Harvey County relies on Lakeview Village, Inc. v. Board of Johnson County Comm'rs, 25 Kan. App. 2d 597, 966 P.2d 708 (1998), rev. denied 266 Kan. ___ (February 10, 1999), in support of its principal contention that housing for elderly persons should be examined separately from the CCRC organization as a whole for the purpose of property tax exemption. The opinion in Lakeview Village is silent with regard to the question of examining less than the organization as a whole for property tax exemption purposes. In its brief, Harvey County asserts that only the independent living units were at issue in Lakeview Village, but there is no documentation before this court relevant to the assertion. In light of the 1999 amendment to 79-201b Fifth, the statements in Lakeview Village have no current application here.
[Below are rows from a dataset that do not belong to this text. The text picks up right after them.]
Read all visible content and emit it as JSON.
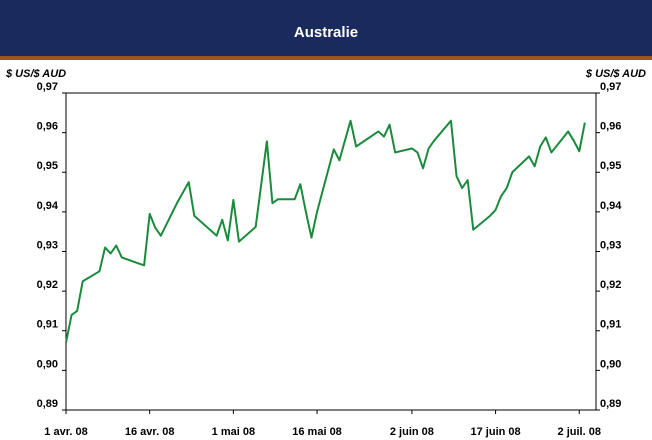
{
  "chart_data": {
    "type": "line",
    "title": "Australie",
    "ylabel": "$ US/$ AUD",
    "y2label": "$ US/$ AUD",
    "x": [
      "2008-04-01",
      "2008-04-02",
      "2008-04-03",
      "2008-04-04",
      "2008-04-07",
      "2008-04-08",
      "2008-04-09",
      "2008-04-10",
      "2008-04-11",
      "2008-04-14",
      "2008-04-15",
      "2008-04-16",
      "2008-04-17",
      "2008-04-18",
      "2008-04-21",
      "2008-04-22",
      "2008-04-23",
      "2008-04-24",
      "2008-04-28",
      "2008-04-29",
      "2008-04-30",
      "2008-05-01",
      "2008-05-02",
      "2008-05-05",
      "2008-05-06",
      "2008-05-07",
      "2008-05-08",
      "2008-05-09",
      "2008-05-12",
      "2008-05-13",
      "2008-05-14",
      "2008-05-15",
      "2008-05-16",
      "2008-05-19",
      "2008-05-20",
      "2008-05-21",
      "2008-05-22",
      "2008-05-23",
      "2008-05-27",
      "2008-05-28",
      "2008-05-29",
      "2008-05-30",
      "2008-06-02",
      "2008-06-03",
      "2008-06-04",
      "2008-06-05",
      "2008-06-06",
      "2008-06-09",
      "2008-06-10",
      "2008-06-11",
      "2008-06-12",
      "2008-06-13",
      "2008-06-16",
      "2008-06-17",
      "2008-06-18",
      "2008-06-19",
      "2008-06-20",
      "2008-06-23",
      "2008-06-24",
      "2008-06-25",
      "2008-06-26",
      "2008-06-27",
      "2008-06-30",
      "2008-07-01",
      "2008-07-02",
      "2008-07-03"
    ],
    "series": [
      {
        "name": "Australie",
        "color": "#1a8a3c",
        "values": [
          0.907,
          0.914,
          0.915,
          0.9225,
          0.925,
          0.931,
          0.9295,
          0.9315,
          0.9285,
          0.927,
          0.9265,
          0.9395,
          0.936,
          0.934,
          0.9425,
          0.945,
          0.9475,
          0.939,
          0.934,
          0.938,
          0.9328,
          0.943,
          0.9325,
          0.9362,
          0.947,
          0.9578,
          0.9422,
          0.9432,
          0.9432,
          0.947,
          0.94,
          0.9335,
          0.94,
          0.9558,
          0.953,
          0.958,
          0.963,
          0.9565,
          0.9603,
          0.959,
          0.962,
          0.955,
          0.956,
          0.955,
          0.951,
          0.956,
          0.958,
          0.963,
          0.949,
          0.946,
          0.948,
          0.9355,
          0.939,
          0.9405,
          0.944,
          0.946,
          0.95,
          0.954,
          0.9515,
          0.9565,
          0.9588,
          0.955,
          0.9603,
          0.958,
          0.9553,
          0.9625
        ]
      }
    ],
    "xlim": [
      "2008-04-01",
      "2008-07-05"
    ],
    "xticks": [
      {
        "value": "2008-04-01",
        "label": "1 avr. 08"
      },
      {
        "value": "2008-04-16",
        "label": "16 avr. 08"
      },
      {
        "value": "2008-05-01",
        "label": "1 mai 08"
      },
      {
        "value": "2008-05-16",
        "label": "16 mai 08"
      },
      {
        "value": "2008-06-02",
        "label": "2 juin 08"
      },
      {
        "value": "2008-06-17",
        "label": "17 juin 08"
      },
      {
        "value": "2008-07-02",
        "label": "2 juil. 08"
      }
    ],
    "ylim": [
      0.89,
      0.97
    ],
    "yticks": [
      {
        "value": 0.89,
        "label": "0,89"
      },
      {
        "value": 0.9,
        "label": "0,90"
      },
      {
        "value": 0.91,
        "label": "0,91"
      },
      {
        "value": 0.92,
        "label": "0,92"
      },
      {
        "value": 0.93,
        "label": "0,93"
      },
      {
        "value": 0.94,
        "label": "0,94"
      },
      {
        "value": 0.95,
        "label": "0,95"
      },
      {
        "value": 0.96,
        "label": "0,96"
      },
      {
        "value": 0.97,
        "label": "0,97"
      }
    ],
    "y2lim": [
      0.89,
      0.97
    ],
    "y2ticks": [
      {
        "value": 0.89,
        "label": "0,89"
      },
      {
        "value": 0.9,
        "label": "0,90"
      },
      {
        "value": 0.91,
        "label": "0,91"
      },
      {
        "value": 0.92,
        "label": "0,92"
      },
      {
        "value": 0.93,
        "label": "0,93"
      },
      {
        "value": 0.94,
        "label": "0,94"
      },
      {
        "value": 0.95,
        "label": "0,95"
      },
      {
        "value": 0.96,
        "label": "0,96"
      },
      {
        "value": 0.97,
        "label": "0,97"
      }
    ],
    "grid": false
  }
}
Harvey County also asks: "With elderly residents paying substantial entrance fees, lease purchase monies, monthly maintenance fees, and costs of additional services, are the corporate taxpayers actually 'operating' the housing facilities?" In other words, the County contends that 79-201b Fifth does not apply to the housing for elderly persons at issue because it governs property used exclusively for housing for elderly persons that is operated by a not-for-profit corporation, and appellees are not operating their housing for elderly persons. The County's basis for contending that appellees do not operate the housing for elderly persons units is its odd notion that, if residents pay for services, the organizations are not performing a function. If the same illogic were applied to the nursing home facilities, appellees would not be "operating" them either. Not only does the argument lack sense, appellees note that it was not raised in the BOTA proceedings. In addition, the status of the taxpayer as operating the housing facility is to be determined relative to the entire CCRC facility.
BOTA correctly granted ad valorem tax exemption based upon the operation of the entire CCRC facility, and the order of BOTA is affirmed.
ABBOTT, J., not participating.
CHRISTEL E. MARQUARDT, J., assigned.